Britain would have run out of food by today if it had been forced to rely on home-grown produce from the start of the year, the National Farmers' Union has warned.
August 7 marks the "notional day" in which "the British larder would run bare", the union has claimed, citing Defra figures showing that 61 per cent of our food needs are met domestically.
NFU president Minette Batters said the threat of a no deal, combined with the impact of "unprecedented dry and hot weather" had put self-sufficiency in the spotlight.
"The UK farming sector has the potential to be one of the most impacted sectors from a bad Brexit – a free and frictionless free trade deal with the EU and access to a reliable and competent workforce for farm businesses is critical to the future of the sector," said Batters.
"And as we replace the EUs Common Agricultural Policy, we must keep a sharp focus on what productive, progressive and profitable farm businesses need from a domestic agricultural policy.”
Batters urged the government to give its "unwavering support" to home grown food production "if we are to achieve this post-Brexit".
She added: "The statistics show a concerning long-term decline in the UKs self-sufficiency in food and there is a lot of potential for this to be reversed.

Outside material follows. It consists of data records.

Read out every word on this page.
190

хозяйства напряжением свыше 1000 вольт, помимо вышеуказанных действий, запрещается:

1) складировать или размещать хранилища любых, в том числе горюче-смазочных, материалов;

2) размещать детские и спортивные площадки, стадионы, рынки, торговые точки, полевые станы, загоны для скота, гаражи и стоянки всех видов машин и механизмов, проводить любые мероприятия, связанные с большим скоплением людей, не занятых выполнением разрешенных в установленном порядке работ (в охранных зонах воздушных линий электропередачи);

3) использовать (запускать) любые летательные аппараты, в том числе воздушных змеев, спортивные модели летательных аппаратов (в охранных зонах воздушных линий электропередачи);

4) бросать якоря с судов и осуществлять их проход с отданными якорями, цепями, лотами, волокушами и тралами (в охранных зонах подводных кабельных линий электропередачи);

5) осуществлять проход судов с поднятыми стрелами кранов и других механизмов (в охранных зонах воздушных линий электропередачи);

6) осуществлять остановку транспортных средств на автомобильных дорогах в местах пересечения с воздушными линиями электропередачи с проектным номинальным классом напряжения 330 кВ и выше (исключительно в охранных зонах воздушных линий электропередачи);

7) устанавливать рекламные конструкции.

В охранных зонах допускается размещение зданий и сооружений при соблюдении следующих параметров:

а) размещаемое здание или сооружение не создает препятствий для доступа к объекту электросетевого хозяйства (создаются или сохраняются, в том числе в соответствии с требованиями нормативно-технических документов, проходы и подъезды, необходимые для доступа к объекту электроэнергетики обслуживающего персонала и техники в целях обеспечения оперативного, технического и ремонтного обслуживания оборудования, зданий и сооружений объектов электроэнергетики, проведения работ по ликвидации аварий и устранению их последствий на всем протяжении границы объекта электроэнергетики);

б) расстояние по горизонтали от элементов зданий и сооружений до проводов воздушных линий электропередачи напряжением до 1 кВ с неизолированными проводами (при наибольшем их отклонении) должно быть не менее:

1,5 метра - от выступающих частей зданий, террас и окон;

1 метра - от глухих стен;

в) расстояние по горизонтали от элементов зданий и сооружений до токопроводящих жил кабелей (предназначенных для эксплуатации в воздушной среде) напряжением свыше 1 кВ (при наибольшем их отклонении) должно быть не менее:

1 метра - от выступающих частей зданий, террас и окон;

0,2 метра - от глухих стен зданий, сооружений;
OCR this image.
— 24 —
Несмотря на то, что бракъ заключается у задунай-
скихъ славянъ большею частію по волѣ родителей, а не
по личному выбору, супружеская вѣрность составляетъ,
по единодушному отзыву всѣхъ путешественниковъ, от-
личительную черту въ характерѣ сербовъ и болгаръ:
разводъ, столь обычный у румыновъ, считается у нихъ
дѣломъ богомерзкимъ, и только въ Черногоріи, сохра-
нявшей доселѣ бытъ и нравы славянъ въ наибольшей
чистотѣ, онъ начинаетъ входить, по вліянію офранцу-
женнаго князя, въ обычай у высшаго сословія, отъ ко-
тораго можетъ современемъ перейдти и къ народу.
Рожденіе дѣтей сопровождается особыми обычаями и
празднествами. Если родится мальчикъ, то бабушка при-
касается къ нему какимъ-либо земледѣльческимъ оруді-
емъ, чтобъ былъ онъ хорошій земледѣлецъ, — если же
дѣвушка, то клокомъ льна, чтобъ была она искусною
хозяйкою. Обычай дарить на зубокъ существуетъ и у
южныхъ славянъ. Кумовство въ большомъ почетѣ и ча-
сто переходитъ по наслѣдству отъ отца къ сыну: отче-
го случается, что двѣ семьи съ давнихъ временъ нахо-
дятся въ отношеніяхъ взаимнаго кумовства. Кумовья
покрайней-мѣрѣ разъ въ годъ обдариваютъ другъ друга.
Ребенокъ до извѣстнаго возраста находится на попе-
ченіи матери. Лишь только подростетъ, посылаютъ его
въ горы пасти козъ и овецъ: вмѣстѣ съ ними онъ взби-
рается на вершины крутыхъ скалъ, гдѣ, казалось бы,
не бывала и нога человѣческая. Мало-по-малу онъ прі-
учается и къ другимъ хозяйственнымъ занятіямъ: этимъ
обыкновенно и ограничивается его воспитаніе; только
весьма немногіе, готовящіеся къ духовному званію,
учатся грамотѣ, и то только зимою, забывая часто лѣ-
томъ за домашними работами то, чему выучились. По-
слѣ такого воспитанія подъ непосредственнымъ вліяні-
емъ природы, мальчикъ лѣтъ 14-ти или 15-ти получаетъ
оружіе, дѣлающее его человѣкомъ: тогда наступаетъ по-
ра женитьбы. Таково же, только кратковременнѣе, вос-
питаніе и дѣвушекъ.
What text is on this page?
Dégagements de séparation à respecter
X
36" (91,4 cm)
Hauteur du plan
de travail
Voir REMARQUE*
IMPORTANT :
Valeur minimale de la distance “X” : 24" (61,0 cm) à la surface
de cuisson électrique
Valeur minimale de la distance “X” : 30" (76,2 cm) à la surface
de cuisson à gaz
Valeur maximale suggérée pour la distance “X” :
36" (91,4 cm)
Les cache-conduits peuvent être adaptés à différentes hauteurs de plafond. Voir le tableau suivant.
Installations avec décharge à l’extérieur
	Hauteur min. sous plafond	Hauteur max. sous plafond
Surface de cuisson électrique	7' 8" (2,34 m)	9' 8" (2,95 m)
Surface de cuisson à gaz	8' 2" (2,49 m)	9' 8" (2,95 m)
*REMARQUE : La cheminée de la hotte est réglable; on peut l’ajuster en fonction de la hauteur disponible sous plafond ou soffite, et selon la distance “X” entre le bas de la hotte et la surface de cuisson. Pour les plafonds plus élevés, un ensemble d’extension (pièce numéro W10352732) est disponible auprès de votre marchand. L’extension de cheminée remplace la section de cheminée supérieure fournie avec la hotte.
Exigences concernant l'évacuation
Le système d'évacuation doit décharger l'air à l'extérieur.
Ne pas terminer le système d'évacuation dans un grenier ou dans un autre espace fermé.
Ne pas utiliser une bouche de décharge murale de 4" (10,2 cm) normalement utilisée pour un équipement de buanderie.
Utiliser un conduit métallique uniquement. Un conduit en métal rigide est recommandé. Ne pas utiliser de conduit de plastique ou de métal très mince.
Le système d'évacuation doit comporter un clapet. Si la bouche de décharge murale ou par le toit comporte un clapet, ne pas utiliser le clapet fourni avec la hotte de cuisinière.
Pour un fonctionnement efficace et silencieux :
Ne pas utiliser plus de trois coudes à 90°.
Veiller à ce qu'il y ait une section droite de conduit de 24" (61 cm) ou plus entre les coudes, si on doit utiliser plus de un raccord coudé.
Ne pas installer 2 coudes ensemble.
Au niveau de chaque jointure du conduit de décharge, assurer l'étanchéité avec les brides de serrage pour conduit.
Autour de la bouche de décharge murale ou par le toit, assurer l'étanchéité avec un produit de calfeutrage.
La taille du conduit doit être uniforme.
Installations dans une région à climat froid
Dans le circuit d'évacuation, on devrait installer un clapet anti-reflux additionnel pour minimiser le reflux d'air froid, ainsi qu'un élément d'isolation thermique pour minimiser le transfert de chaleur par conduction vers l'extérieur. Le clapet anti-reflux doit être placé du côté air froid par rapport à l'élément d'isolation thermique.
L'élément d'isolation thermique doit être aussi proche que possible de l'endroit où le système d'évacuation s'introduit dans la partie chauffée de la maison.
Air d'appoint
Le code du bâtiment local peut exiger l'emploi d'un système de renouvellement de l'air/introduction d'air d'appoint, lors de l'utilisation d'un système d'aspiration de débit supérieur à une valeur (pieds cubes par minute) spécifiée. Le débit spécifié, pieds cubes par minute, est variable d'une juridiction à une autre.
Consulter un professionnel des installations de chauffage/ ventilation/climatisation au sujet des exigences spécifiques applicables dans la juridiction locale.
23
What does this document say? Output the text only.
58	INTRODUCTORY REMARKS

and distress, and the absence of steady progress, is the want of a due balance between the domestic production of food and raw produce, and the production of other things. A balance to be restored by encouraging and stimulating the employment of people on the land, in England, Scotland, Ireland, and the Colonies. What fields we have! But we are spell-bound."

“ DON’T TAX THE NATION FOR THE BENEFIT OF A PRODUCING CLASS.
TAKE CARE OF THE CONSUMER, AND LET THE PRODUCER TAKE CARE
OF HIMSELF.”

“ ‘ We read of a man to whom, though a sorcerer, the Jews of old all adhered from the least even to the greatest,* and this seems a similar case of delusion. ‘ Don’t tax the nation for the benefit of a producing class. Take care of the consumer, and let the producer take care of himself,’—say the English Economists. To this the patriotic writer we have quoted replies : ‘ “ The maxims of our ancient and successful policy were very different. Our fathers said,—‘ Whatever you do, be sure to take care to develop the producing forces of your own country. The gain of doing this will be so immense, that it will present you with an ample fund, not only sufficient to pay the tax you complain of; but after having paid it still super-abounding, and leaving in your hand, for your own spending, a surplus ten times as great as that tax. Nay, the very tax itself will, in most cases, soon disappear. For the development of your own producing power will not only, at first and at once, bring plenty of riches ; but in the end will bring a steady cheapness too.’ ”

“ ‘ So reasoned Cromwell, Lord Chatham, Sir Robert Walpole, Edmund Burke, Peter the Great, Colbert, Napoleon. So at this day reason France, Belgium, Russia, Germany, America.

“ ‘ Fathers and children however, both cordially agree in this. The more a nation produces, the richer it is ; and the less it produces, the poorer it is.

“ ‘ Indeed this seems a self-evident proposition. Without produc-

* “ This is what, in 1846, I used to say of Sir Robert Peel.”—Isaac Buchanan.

"And while we recognise the need for importing food which can only be produced in different climates, if we maximise on the food that we can produce well in the UK then that will deliver a whole host of economic, social and environmental benefits to the country."
Transport secretary Chris Grayling has previously suggested that the country might have to rely on more homegrown produce if the UK crashes out of the EU without a deal.
However he was mocked at the time for evoking the Second World War 'Dig for Victory' propaganda campaigns.